Semarang, Aktual.com – Tiga Parpol yakni PPP, PDIP, dan PKS di DPRD Kota Pekalongan menolak menghadiri rapat-rapat alat kelengkapan dan sidang rapat paripurna dewan. Pasalnya, pembentukan alat komisi-komisi dewan dinilai cacat hukum, lantaran penetapan dan penyusunan alat kelengkapan dewan tidak disetujui bersama dalam badan musyawarah (Banmus).

“Ilegal. Cacat prosedur, tanpa melalui rapat banmus yang dihadiri oleh seluruh alat kelengkapan dan tiba-tiba di sidang diparipurnakan,” ujar Wakil Ketua DPRD Kota Pekalongan, Abdul Rozak, Senin (23/1).

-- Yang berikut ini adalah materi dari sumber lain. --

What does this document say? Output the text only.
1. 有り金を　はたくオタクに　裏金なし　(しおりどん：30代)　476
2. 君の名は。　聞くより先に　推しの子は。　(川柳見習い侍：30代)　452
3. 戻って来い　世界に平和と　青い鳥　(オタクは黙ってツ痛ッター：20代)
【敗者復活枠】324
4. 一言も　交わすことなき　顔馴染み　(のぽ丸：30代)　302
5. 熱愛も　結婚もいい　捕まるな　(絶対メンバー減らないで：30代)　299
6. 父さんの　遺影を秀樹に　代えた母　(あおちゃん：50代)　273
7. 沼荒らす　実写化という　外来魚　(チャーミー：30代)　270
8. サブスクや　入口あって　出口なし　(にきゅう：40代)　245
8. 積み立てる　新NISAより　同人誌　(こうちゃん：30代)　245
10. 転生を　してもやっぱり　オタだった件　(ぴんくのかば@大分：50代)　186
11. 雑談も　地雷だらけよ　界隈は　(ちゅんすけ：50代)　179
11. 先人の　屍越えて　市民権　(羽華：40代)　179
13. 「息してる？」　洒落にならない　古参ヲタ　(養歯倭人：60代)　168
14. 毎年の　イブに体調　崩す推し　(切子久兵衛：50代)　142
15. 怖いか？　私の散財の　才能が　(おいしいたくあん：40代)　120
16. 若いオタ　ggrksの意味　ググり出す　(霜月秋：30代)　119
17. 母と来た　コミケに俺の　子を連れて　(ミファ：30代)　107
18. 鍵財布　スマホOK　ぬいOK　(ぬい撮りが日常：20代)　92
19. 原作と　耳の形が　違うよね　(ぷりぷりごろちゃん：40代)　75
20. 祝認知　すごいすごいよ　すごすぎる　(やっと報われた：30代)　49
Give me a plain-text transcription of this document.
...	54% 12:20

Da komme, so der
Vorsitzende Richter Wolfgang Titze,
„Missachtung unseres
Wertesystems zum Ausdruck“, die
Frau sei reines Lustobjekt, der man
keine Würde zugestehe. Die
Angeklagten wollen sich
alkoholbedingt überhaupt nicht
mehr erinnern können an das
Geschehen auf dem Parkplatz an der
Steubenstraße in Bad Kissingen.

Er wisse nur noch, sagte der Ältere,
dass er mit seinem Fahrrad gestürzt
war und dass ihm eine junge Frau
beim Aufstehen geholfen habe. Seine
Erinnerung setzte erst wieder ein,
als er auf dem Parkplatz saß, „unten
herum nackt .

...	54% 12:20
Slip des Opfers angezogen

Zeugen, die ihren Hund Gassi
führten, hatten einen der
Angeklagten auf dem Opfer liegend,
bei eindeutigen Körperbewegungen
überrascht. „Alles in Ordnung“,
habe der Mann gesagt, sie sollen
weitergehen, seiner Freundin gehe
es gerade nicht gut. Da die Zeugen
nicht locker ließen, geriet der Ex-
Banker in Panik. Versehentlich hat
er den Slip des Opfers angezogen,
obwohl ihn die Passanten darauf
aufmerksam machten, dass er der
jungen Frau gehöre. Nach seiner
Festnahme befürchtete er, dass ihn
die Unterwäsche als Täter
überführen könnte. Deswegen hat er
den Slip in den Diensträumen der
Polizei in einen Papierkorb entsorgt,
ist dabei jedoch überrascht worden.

Dia menyatakan, penetapan alat kelengkapan yang sekarang ini ilegal. Sebab, dalam penetapan tartib persidangan dapat diganti untuk diajukan maupun diusulkan kembali jangka waktu 1/2 periode masa jabatan. Dengan begitu, segala produk hukum dan kebijakan yang disahkan terdapat cacat prosedur yang melanggar formil. “Bagi kita tidak masalah, jika penetapan pengisian jabatan ketua komisi-komisi dan koordinator Wakil Ketua DPRD dilakukan secara legal, artinya melalui prosedur benar. Kita ditelikung, tanpa prosedur benar,” tambah dia.

Bagi dia, sebagai politisi Partai Persatuan Pembangunan yang menjadi alasan pokok menolak menghadiri segala persidangan dan rapat komisi bersama koalisi partai lainnya berjumlah 12 suara, yakni PDI-Perjuangan, dan Partai Keadilan Sejahtera.

Sebelumnya, Ketua DPRD Kota Pekalongan, Diab Balgies menetapkan nama-nama alat kelengkapan dewan bersama tiga koalisi partai lainnya yang berjumlah 18 suara kursi, yakni Partai Kebangkitan Bangsa (PKB), Partai Gerinda, dan Partai Amanat Nasional (PAN). Saat ini, rapat paripurna maupun rapat komisi yang diselenggarakan tidak pernah dihadiri 12 anggota dewan. Dengan begitu, roda pemerintahan kota Pekalongan terancam berhenti, lantaran keputusan kebijakan tidak pernah qourum.

Sementara, ditanya apakah ke-12 anggota masih mengikuti agenda kunjungan kerja, anggota DPRD lain, Mabrur Salim menyebutkan kunjungan kerja merupakan hak setiap anggota dewan. Namun, menurutnya, persoalan rapat-rapat dan sidang berkaitan melahirkan produk hukum dan kebijakan yang dinilai cacat prosedur. “Masalahnya itu ilegal. Jadi, hasil alat kelengkapan sebagai keputusan kebijakan masyarakat itu yang kami permasalahkan. Dalam rapat undangan itu adalah menghadiri sidang rapat kuartal I, tapi persidangan paripurna diganti penelatan alat kelengkapan,” tandas politisi PPP itu.